In problem-solving-first approaches, students explore problems without up-front instruction, but are guided through the problem space by a facilitator. The contrasting cases approach presents several problems that differ in key details, illustrating important features of the problem space. The productive failure approach presents students with problems that they aren't expected to know how to solve, then guides them on how overcome the problem (making it a kind of backwards worked example, not simply "sink or swim").

Conclusion

As defined by psychologists, problem solving does exist, and it can be taught.

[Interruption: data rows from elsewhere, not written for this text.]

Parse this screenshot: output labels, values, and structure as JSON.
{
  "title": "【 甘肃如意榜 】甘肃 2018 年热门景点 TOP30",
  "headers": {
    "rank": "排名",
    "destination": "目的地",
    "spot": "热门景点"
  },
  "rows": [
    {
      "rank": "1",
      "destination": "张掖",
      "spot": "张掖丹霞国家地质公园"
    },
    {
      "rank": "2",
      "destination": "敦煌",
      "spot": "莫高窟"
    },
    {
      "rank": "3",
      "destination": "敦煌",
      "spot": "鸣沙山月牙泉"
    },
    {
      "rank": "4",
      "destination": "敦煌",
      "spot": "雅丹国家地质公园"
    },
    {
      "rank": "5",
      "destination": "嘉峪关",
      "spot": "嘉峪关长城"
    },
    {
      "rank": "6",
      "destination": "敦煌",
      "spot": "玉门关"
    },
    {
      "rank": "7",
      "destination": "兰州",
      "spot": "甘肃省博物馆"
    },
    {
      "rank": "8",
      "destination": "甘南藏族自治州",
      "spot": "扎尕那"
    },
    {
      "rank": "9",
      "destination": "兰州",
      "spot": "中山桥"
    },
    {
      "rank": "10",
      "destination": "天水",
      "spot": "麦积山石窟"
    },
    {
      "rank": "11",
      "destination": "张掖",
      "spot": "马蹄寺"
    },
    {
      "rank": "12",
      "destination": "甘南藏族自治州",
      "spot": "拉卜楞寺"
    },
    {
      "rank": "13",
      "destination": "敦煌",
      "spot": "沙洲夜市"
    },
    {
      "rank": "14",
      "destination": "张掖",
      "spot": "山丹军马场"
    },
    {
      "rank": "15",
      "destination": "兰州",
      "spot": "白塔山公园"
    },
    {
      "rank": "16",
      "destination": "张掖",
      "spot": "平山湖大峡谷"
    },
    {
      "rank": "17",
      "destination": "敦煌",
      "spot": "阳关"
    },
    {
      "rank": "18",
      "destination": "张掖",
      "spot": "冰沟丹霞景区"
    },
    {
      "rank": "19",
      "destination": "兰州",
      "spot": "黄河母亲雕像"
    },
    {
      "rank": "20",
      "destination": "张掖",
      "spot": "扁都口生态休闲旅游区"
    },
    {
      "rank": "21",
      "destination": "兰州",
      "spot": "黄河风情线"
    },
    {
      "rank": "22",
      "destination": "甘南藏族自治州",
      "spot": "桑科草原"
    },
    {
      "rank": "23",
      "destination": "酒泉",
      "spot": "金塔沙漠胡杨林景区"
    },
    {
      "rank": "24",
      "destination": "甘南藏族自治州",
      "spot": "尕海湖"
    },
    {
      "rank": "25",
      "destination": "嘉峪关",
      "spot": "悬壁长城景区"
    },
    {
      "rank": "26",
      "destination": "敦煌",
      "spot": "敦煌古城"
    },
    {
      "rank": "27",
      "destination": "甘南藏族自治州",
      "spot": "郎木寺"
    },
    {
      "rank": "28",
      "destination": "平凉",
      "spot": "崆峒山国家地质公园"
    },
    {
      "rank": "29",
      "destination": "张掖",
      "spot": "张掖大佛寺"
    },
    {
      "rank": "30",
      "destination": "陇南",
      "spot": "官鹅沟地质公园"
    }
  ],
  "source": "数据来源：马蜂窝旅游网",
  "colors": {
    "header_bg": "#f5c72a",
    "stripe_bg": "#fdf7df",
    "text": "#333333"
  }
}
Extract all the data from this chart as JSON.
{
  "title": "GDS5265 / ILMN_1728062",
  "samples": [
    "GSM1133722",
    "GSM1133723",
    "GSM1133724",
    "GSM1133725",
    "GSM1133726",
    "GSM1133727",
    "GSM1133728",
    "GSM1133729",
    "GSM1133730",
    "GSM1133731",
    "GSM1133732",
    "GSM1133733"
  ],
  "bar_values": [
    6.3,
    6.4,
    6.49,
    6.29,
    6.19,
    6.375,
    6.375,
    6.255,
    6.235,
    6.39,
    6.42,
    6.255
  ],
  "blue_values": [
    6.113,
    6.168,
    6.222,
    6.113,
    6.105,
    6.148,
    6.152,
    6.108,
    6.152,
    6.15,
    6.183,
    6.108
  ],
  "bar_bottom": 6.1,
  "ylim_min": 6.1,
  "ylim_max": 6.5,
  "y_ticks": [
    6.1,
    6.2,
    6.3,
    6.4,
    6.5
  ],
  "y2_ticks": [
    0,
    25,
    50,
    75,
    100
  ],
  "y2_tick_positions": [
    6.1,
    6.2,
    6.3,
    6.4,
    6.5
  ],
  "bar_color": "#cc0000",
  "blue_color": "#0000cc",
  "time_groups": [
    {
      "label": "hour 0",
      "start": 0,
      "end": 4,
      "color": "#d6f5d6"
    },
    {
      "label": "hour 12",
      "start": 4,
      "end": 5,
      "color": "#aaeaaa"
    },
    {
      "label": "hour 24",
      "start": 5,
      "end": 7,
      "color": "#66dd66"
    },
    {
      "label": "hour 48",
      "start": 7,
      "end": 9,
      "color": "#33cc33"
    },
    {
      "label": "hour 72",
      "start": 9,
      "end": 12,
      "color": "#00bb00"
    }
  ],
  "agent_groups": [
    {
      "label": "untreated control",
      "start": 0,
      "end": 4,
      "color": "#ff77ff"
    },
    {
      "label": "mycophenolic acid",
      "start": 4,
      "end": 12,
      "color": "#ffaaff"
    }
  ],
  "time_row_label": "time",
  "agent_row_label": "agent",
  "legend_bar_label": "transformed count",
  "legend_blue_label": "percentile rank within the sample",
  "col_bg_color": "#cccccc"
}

Possessing an arsenal of heuristics is a good start, but significant knowledge of the problem domain is often necessary to chart a path through a given problem space.

References


Miriam Bassok and Laura R. Novick (2012). Problem Solving, in: The Oxford Handbook of Thinking and Reasoning, edited by Keith J. Holyoak and Robert G. Morrison, Oxford University Press, Oxford, 2012, chapter 21.

Kevin Dunbar (1998). Problem Solving, in: A Companion to Cognitive Science, edited by by W. Bechtel and G. Graham, Blackwell, London, 1998, pages 289-298.

Regina F. Frey, Cynthia J. Brame, Angela Fink and Paula P. Lemons. Teaching Discipline-Based Problem Solving, CBE—Life Sciences Education, volume 21, number 2, 2022.

Michael Martinez (1998). What is Problem Solving?, The Phi Delta Kappan, volume 79, number 8, April 1998, pages 605-660.